La noción de Relaciones Internacionales es
particularmente polisémica, se
encuentra fuertemente condicionada por las narrativas de la modernidad
temprana, y alude a las formas de vinculación entre nuevos sujetos políticos,
esto es, las naciones, como categorías políticas e históricas emergentes a partir de la imposición del capitalismo y la consagración de la burguesía como nueva
clase dominante en Europa.
Las
relaciones internacionales, implican un entramado de circunstancias políticas, económicas,
militares, religiosas, históricas y filosóficas cada vez más complejas, desde
que la aparición del estado-nación impactó decisivamente sobre los sistemas de
creencias, las percepciones y el sentido de pertenencia de los sujetos.
Estas relaciones no son igualitarias, no han
sido casi nunca democráticas, ni tampoco consensuales.
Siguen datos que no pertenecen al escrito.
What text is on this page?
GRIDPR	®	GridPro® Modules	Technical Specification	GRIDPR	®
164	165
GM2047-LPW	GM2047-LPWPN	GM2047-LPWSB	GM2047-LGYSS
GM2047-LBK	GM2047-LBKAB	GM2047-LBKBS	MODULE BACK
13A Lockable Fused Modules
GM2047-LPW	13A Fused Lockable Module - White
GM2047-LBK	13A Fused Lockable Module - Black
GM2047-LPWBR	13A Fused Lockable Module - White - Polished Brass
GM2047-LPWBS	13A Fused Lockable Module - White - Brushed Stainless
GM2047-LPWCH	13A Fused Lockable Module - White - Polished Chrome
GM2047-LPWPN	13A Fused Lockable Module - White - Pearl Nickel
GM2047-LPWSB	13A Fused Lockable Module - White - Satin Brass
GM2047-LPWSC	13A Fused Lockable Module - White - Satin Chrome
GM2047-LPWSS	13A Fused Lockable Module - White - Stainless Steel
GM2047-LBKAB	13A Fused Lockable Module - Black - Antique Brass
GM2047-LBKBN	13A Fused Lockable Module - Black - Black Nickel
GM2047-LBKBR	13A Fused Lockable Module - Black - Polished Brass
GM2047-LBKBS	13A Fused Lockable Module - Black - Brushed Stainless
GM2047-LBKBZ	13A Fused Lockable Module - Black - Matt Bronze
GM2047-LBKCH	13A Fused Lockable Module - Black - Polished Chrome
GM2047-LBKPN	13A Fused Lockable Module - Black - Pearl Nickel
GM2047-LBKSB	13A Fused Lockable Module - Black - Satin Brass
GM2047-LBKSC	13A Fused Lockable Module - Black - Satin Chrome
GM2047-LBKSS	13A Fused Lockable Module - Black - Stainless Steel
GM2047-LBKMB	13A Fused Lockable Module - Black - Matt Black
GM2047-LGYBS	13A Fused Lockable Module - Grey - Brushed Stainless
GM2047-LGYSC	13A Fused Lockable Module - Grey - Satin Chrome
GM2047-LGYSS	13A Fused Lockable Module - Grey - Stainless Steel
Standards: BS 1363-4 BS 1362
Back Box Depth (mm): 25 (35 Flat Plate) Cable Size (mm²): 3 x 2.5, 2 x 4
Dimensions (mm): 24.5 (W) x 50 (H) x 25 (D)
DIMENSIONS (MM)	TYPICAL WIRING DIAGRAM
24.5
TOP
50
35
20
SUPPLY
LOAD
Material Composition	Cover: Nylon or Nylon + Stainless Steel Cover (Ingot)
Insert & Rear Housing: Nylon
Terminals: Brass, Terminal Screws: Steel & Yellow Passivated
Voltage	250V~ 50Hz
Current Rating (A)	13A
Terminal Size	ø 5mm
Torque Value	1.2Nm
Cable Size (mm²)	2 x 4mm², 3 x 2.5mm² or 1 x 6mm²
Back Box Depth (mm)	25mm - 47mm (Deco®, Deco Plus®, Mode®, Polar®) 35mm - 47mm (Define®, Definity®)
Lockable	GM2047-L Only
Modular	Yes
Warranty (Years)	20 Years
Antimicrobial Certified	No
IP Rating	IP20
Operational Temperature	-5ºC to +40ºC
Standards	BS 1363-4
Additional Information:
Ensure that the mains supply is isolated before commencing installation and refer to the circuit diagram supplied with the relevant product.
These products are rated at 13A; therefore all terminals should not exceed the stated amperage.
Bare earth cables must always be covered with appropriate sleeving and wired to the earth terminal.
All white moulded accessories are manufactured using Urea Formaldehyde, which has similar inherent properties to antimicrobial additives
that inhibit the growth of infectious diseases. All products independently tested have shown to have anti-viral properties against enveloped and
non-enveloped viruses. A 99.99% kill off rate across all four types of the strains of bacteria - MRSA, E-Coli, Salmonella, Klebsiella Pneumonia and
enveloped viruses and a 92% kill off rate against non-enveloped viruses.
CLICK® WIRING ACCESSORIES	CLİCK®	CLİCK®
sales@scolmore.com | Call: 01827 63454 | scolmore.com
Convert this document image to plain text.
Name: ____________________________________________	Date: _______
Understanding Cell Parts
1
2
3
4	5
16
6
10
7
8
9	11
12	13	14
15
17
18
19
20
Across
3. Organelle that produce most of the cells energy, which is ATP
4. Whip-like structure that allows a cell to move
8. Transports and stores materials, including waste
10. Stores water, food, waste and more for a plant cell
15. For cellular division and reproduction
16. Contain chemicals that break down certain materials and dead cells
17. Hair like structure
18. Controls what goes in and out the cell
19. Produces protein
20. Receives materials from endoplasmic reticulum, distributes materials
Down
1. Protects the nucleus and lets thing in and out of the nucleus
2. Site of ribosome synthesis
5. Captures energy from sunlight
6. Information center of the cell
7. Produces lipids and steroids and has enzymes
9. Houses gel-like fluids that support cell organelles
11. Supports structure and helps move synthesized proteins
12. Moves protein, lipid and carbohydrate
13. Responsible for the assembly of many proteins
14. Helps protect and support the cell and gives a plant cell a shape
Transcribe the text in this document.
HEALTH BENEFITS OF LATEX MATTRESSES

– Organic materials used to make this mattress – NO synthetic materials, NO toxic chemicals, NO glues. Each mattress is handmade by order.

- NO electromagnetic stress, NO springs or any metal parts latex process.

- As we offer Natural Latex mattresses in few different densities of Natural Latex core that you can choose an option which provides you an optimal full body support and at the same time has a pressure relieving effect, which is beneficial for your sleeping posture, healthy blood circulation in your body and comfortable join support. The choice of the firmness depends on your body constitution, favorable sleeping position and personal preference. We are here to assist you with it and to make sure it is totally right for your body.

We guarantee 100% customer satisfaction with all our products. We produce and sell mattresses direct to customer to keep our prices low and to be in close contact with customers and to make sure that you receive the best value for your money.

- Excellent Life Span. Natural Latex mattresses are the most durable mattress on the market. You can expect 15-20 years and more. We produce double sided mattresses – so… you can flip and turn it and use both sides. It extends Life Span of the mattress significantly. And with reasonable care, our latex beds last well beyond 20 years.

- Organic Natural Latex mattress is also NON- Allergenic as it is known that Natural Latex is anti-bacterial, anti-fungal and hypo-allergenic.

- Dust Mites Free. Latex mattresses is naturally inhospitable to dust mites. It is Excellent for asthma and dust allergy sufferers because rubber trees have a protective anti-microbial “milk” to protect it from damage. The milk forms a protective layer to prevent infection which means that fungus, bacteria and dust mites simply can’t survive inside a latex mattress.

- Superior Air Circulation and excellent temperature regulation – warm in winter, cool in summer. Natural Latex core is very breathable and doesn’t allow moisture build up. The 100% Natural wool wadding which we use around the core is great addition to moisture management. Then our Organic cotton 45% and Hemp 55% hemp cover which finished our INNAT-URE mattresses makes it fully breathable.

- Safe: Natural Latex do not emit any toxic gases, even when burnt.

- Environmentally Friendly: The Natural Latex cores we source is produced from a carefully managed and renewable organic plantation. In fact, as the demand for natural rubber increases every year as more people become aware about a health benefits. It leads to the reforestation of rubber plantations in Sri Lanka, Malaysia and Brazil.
Expresan relaciones de
fuerza, y nuevos conflictos que se han complejizado, a su vez, con la evolución del capitalismo hacia su última fase imperialista.
En esa conflictividad se inscribe la disputa superestructural, despareja
y asimétrica, por la cultura, por la construcción de un sistema de creencias,
por un sentido común y un relato totalizante. Por una idea unitaria de derecho
y de justicia.
Los grandes monopolios comunicacionales asumen contemporáneamente un rol decisivo en la organización de las vidas cotidianas, pero también,
y muy particularmente, en la construcción de valores, intuiciones, hábitos,
aprobaciones y desaprobaciones, siempre realizadas echando mano al más brutal
proceso de alienación cultural de la historia humana.
Desde
nuestra perspectiva, el comportamiento imperial de la tardomodernidad
reconoce identidades con algunas lógicas que el capitalismo utilizara durante su etapa temprana. La creencia de un derecho basado en la fuerza, sustentado
en el realismo político y las tesis del “vacío de poder” no se han modificado.
Sí lo han hecho las tecnologías, las acciones y reacciones adoptadas en virtud
de los grandes cambios planetarios y la posibilidad de articular formas de
control analógicas, tanto en el orden internacional como interno
de las naciones.
Para
el imperialismo ya no es necesario, construir un enemigo comunista (aunque se
lo sigue haciendo en muchos casos, como en lo que atañe a sus relaciones con
Cuba, Venezuela, Corea del Norte, Bielorrusia, etc), sino perseguir,
"civilizar" y "democratizar" a los distintos y los
díscolos. Que, en casi todos los casos, son países poseedores de grandes
reservas de preciados recursos naturales o particular importancia geoestratégica. Guerras de baja intensidad u operaciones policiales de alta intensidad, se imponen tras el eufemismo de pretendidas “operaciones humanitarias”, que encubren graves
crímenes contra la
Humanidad.
El
Derecho Internacional, en este escenario, es una superestructura formal que
regula total o parcialmente las relaciones entre Estados, entre personas, o
entre estados y personas, que no escapa a la impronta asimétrica y selectiva
que lo caracteriza en los ordenamientos internos. Se trata, en definitiva, de
un sistema de reproducción de la relación de fuerzas sociales imperante. Que se
sostiene en base a una concepción de emergencia
permanente, en virtud del cual es posible limitar las garantías y violentar los
derechos humanos en determinadas situaciones donde, supuestamente, existe un
riesgo negativo respecto de valores tales como la “seguridad”, la “libertad” y
la “democracia”, de acuerdo a la visión unilateral del imperio.
La gran perplejidad que nos
plantea el sistema jurídico imperial radica, justamente, en la cristalización
de una tendencia a denominar “derecho” a una serie de técnicas y prácticas fundadas en un estado de excepción permanente y a un
poder de policía que legitima el derecho y la ley únicamente a partir de la
efectividad, entendida en términos de
imposición unilateral de la voluntad[1]. Es decir, una medida temporaria y excepcional
que se vuelve técnica estable de Gobierno, como bien lo señala Giorgio Agamben.
En esta clave puede
entenderse la conducta de Estados Unidos y sus aliados, que derivara en un virtual secuestro del presidente Evo Morales,
y pusiera en vilo su seguridad e integridad personal, ante la mera sospecha de
que en el avión oficial boliviano viajara el ex espía Edward Snowden.
La ofensa, absoluta y groseramente ilegítima, pudo
perpetrarse con apego a las mismas lógicas prevencionistas basadas en la
hipótesis de un riesgo “malo”, capaz de afectar los intereses estadounidenses.
Hay aquí una clara continuidad en estas relaciones de control y dominación, que
retoman las peores tradiciones hegemónicas.
Aquellas que llevaron a cometer en las últimas décadas,
horrendos crímenes contra los pueblos
que han rehusado someterse a los designios unilaterales del imperio.